Summary
Inertia Developments has unveiled an ambitious strategy for 2026, targeting EGP 16 billion in sales compared to EGP 6 billion achieved in 2025, marking a 167% growth rate, alongside accelerating construction progress, launching new phases within existing projects, and pursuing a carefully planned expansion of its asset portfolio.
EGP 6 Billion Investment Plan to Accelerate Execution
The company aims to increase its total investments to EGP 6 billion in 2026, up from EGP 3.5 billion in 2025, representing a 72% increase, with the goal of accelerating construction across its projects, maintaining delivery schedules, improving operational efficiency, and preserving high-quality standards.
CEO Ahmed El Adawy: New Phases to Boost Cash Flow
Eng.

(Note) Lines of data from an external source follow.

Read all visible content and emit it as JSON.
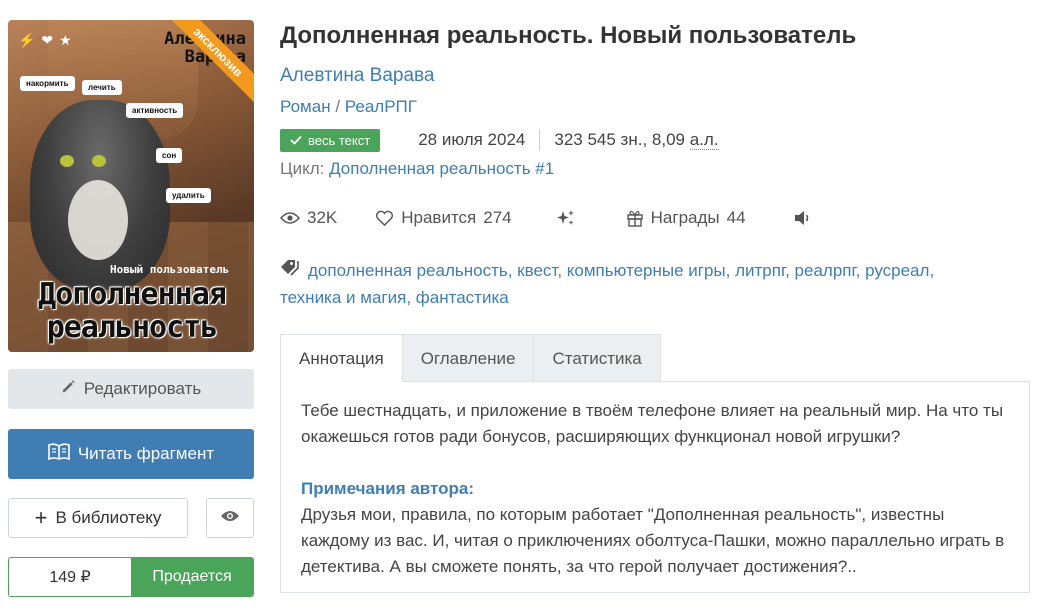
{
  "cover": {
    "author_line1": "Алевтина",
    "author_line2": "Варава",
    "ribbon": "эксклюзив",
    "labels": [
      "накормить",
      "лечить",
      "активность",
      "сон",
      "удалить"
    ],
    "subtitle": "Новый пользователь",
    "title_line1": "Дополненная",
    "title_line2": "реальность"
  },
  "actions": {
    "edit": "Редактировать",
    "read": "Читать фрагмент",
    "library": "В библиотеку",
    "price": "149 ₽",
    "sell": "Продается"
  },
  "book": {
    "title": "Дополненная реальность. Новый пользователь",
    "author": "Алевтина Варава",
    "genre1": "Роман",
    "genre_sep": "/",
    "genre2": "РеалРПГ",
    "badge": "весь текст",
    "date": "28 июля 2024",
    "size_prefix": "323 545 зн., 8,09 ",
    "size_unit": "а.л.",
    "cycle_label": "Цикл:",
    "cycle_name": "Дополненная реальность #1"
  },
  "stats": {
    "views": "32K",
    "likes_label": "Нравится",
    "likes": "274",
    "awards_label": "Награды",
    "awards": "44"
  },
  "tags": [
    "дополненная реальность",
    "квест",
    "компьютерные игры",
    "литрпг",
    "реалрпг",
    "русреал",
    "техника и магия",
    "фантастика"
  ],
  "tabs": [
    "Аннотация",
    "Оглавление",
    "Статистика"
  ],
  "annotation": {
    "text": "Тебе шестнадцать, и приложение в твоём телефоне влияет на реальный мир. На что ты окажешься готов ради бонусов, расширяющих функционал новой игрушки?",
    "notes_heading": "Примечания автора:",
    "notes_text": "Друзья мои, правила, по которым работает \"Дополненная реальность\", известны каждому из вас. И, читая о приключениях оболтуса-Пашки, можно параллельно играть в детектива. А вы сможете понять, за что герой получает достижения?.."
  },
  "colors": {
    "accent": "#3f7db3",
    "green": "#4aa55a",
    "ribbon": "#f39a1e"
  }
}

Ahmed El Adawy, CEO of Inertia Developments, stated that the company is focusing on launching new phases within its existing projects, expanding infrastructure works, and enhancing service and facility standards, noting that accelerating launches and deliveries will strengthen cash flows and support self-financed future expansions.
EGP 5.2 Billion Syndicated Loan for Jefaira Project
El Adawy revealed that Inertia recently secured a long-term syndicated loan worth EGP 5.2 billion to partially finance the investment cost of its flagship Jefaira project in Ras El Hekma, through a banking consortium that includes Banque Misr, Banque du Caire, National Bank of Egypt, Housing and Development Bank, and Suez Canal Bank, reflecting strong confidence from the banking sector in the company’s financial position and expansion strategy.
Strengthening Jefaira’s Competitiveness and Financial Structure
He explained that the financing supports the execution of Jefaira, one of Inertia’s largest mixed-use coastal developments, while enhancing the company’s financial structure by extending debt maturities and easing pressure on cash flows, allowing internal resources to be directed toward accelerating construction and meeting delivery timelines.
The strategic impact of the financing goes beyond funding, as it enhances Jefaira’s investment appeal for buyers and potential partners, while paving the way for broader use of institutional financing tools to strengthen capital structure flexibility and ensure sustainable medium- and long-term growth.
Land Acquisition Strategy in Cairo
El Adawy confirmed that acquiring new land is a core pillar of the company’s 2026 expansion strategy, with plans to secure a prime land plot in Cairo to develop a mixed-use project aligned with market demand for integrated urban communities.
Operational Efficiency and Asset Optimization
The company’s plan also includes maximizing asset utilization and enhancing operational efficiency to support disciplined portfolio expansion in the coming years, with new site selection based on strict criteria including real demand strength, infrastructure readiness, and the ability to integrate residential, commercial, and service components to ensure strong returns and mitigate geographic and financial risks.
Expansion into Saudi Arabia with Riyadh Launch
Inertia is also pursuing geographic diversification by entering the Saudi market, having established a real estate development company in the Kingdom and completed all required licenses at the highest classification level, with feasibility studies and land assessments nearing completion ahead of launching its first project in Riyadh.
El Adawy added that during 2025, the company focused on accelerating on-ground execution across its projects spanning West Cairo to Ras El Hekma on the North Coast, a strategy that significantly enhanced delivery momentum and positioned Inertia for stronger growth in 2026.